Effect of the degree of an initial mutant in Moran processes in structured populations

We study effects of the mutant's degree on the fixation probability, extinction, and fixation times in Moran processes on Erdös-Rényi and Barabási-Albert graphs. We performed stochastic simulations and used mean-field-type approximations to obtain analytical formulas. We showed that the initial placement of a mutant has a significant impact on the fixation probability and extinction time, while it has no effect on the fixation time. In both types of graphs, an increase in the degree of an initial mutant results in a decreased fixation probability and a shorter time to extinction. Our results extend previous ones to arbitrary fitness values.

Figure 1

Fixation probability as a function of a degree of an initial mutant for three fitness values: 3, 2, and 1.5 in (a) ER and (b) BA graphs with the size of 500 and the average degree of 8.

Figure 2

Distribution of fixation probabilities of a mutant with respect to initial placements on ER and BA graphs with the size of 500 and the average degree of 8. The fitness is 2. Dash lines show the average fixation probability.

Figure 3

The distribution of temperatures in ER and BA graphs. The node temperature is simply defined as the inverse of the degree of all nodes leading to that node.

Figure 4

Fixation probability for various initial mutants with the same degree in ER and BA graphs.

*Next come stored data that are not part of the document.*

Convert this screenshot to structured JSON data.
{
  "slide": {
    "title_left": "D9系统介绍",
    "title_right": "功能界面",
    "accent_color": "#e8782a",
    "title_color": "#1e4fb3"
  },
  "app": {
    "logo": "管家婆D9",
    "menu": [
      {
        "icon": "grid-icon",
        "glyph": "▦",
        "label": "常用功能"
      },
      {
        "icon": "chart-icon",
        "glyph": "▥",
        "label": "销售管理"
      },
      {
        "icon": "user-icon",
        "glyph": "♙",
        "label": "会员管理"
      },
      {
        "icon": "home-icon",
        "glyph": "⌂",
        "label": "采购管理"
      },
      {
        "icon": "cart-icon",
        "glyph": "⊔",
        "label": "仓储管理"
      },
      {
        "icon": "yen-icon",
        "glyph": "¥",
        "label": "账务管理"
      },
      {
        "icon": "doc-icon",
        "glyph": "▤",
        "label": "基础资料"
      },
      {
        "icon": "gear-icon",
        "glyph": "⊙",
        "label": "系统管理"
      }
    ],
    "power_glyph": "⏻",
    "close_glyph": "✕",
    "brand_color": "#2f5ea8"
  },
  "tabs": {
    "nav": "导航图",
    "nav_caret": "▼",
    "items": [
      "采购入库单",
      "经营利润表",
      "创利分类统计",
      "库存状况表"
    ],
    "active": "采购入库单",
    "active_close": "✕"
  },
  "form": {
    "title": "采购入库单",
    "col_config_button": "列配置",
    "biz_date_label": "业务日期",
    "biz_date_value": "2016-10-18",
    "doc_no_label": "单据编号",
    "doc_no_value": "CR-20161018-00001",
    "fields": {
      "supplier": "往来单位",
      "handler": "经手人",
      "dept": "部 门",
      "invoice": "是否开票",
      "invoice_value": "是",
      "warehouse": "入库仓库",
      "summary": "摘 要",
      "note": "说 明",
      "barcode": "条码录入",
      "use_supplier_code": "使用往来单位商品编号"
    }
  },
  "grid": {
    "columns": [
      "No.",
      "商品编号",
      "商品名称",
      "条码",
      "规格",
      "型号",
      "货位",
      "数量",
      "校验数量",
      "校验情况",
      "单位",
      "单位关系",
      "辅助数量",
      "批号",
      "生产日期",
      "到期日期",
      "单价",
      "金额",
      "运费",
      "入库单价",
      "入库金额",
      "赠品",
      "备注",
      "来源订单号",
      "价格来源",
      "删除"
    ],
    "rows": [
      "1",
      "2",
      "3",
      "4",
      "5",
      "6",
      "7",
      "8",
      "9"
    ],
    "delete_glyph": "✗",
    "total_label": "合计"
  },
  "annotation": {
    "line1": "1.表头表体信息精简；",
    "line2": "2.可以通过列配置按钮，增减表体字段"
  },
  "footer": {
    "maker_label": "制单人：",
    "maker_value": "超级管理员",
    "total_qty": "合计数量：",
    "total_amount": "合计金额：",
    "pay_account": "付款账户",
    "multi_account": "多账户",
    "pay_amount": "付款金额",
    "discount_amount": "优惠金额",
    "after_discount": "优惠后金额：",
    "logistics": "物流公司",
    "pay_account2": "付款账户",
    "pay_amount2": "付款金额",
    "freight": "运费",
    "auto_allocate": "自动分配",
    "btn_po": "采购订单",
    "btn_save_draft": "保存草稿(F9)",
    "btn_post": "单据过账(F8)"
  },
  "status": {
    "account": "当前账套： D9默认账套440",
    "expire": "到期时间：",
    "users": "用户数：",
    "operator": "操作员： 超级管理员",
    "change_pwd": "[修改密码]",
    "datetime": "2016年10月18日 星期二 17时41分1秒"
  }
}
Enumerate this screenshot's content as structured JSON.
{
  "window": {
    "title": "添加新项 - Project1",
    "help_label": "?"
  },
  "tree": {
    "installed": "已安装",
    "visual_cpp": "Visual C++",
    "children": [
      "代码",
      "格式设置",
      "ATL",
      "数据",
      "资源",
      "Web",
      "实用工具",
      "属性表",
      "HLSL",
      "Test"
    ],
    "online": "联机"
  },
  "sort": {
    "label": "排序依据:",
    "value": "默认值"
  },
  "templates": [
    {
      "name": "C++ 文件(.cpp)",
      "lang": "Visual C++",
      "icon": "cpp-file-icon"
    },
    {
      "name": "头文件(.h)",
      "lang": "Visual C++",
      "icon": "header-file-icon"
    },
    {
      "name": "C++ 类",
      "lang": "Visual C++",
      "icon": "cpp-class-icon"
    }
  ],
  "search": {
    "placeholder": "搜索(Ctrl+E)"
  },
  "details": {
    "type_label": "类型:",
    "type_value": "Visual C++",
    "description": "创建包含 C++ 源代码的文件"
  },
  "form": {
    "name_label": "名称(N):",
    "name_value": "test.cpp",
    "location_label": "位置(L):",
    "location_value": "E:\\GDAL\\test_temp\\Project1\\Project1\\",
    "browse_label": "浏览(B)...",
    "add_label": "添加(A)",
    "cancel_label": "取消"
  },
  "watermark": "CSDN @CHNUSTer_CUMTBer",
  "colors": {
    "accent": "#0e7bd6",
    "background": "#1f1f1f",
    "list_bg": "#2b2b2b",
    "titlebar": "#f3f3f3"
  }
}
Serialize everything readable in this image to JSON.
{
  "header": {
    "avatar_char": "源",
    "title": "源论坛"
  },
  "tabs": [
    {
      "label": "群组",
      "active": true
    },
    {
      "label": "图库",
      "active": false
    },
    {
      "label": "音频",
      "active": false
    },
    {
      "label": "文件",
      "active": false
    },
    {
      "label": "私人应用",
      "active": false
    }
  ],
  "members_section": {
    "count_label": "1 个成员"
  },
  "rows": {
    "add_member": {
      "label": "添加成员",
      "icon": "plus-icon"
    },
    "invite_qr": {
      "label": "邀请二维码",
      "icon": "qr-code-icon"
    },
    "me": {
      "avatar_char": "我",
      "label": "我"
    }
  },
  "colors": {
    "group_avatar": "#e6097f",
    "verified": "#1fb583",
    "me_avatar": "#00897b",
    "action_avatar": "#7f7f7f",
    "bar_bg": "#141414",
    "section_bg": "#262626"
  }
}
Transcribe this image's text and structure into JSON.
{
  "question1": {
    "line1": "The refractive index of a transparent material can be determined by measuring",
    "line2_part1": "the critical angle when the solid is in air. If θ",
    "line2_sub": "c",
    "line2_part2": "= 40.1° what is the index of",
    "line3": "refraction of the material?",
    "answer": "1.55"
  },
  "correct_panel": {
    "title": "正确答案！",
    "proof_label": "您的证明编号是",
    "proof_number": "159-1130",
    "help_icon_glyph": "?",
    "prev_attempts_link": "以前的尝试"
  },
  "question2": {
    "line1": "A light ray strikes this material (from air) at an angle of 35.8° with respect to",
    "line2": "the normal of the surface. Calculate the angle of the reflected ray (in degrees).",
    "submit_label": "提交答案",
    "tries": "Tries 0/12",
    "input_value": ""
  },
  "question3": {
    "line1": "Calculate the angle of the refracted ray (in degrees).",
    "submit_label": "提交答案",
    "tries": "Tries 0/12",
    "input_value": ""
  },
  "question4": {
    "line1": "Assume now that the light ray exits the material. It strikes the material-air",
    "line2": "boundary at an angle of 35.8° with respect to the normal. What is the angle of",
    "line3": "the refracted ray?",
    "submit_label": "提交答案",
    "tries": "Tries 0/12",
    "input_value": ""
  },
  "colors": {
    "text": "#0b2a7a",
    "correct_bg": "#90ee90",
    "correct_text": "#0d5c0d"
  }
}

The size of the graph is 500 with the average degree of 8 and $r=2$.

Figure 5

Fixation time as a function of the degree of an initial mutant for three fitness values, 3, 2, and 1.5, in (a) ER and (b) BA graphs with the size of 500 and the average degree of 8.

Figure 6

Distribution of fixation times of a mutant with respect to initial placements on ER and BA graphs with the size of 500 and the average degree of 8. The fitness is 2. Dash lines show the average fixation time.

Figure 7

Extinction time as a function of a degree of an initial mutant for three fitness values, 3, 2, and 1.5, in (a) ER and (b) BA graphs with the size of 500 and the average degree of 8.

Figure 8

Distribution of extinction times of a mutant with respect to initial placements on ER and BA graphs with the size of 500 and the average degree of 8. The fitness is 2. The dash lines show the average extinction times.

Figure 9

Extinction time for various initial mutants with the same degree in both networks. The size of the networks is 500, the average degree 8, and $r=2$.

Figure 10

(a) The expected number of times the population started with one mutant passes through the state with $j$ mutants before fixation, $t_{1,j}^f$, Eq. (22) and (b) the expected time until the number of mutants reaches $j$ from 1, $T_j^f$, Eq. (17), for various values of $r$ in the ER graph with $N=500$ and average degree of 8.

Figure 11

(a) The expected number of times the population started with one mutant passes through the state with $j$ mutants before extinction, $t_{1,j}^e$, Eq. (23) and (b) the expected time until the number of mutants reaches $j$ from 1, $T_j^e$, Eq. (17), for various values of $r$ in the ER graph with $N=500$ and average degree of 8.

Figure 12

Fixation probability as a function of the degree of an initial mutant for various fitness values. The red line is our approximation given by (13), the blue dashed line is an approximation given by (B1), and the green dots show the result of simulations. In Eq. (B1) $s=1-1/r$.

Figure 13

The fitness effect on fixation probability for an initial mutant with degrees of 10 and 25. The red line is our approximation given by (13), the blue dashed line is an approximation given by (B1), and the green dots show the result of simulations. In Eq. (B1) $s=1-1/r$.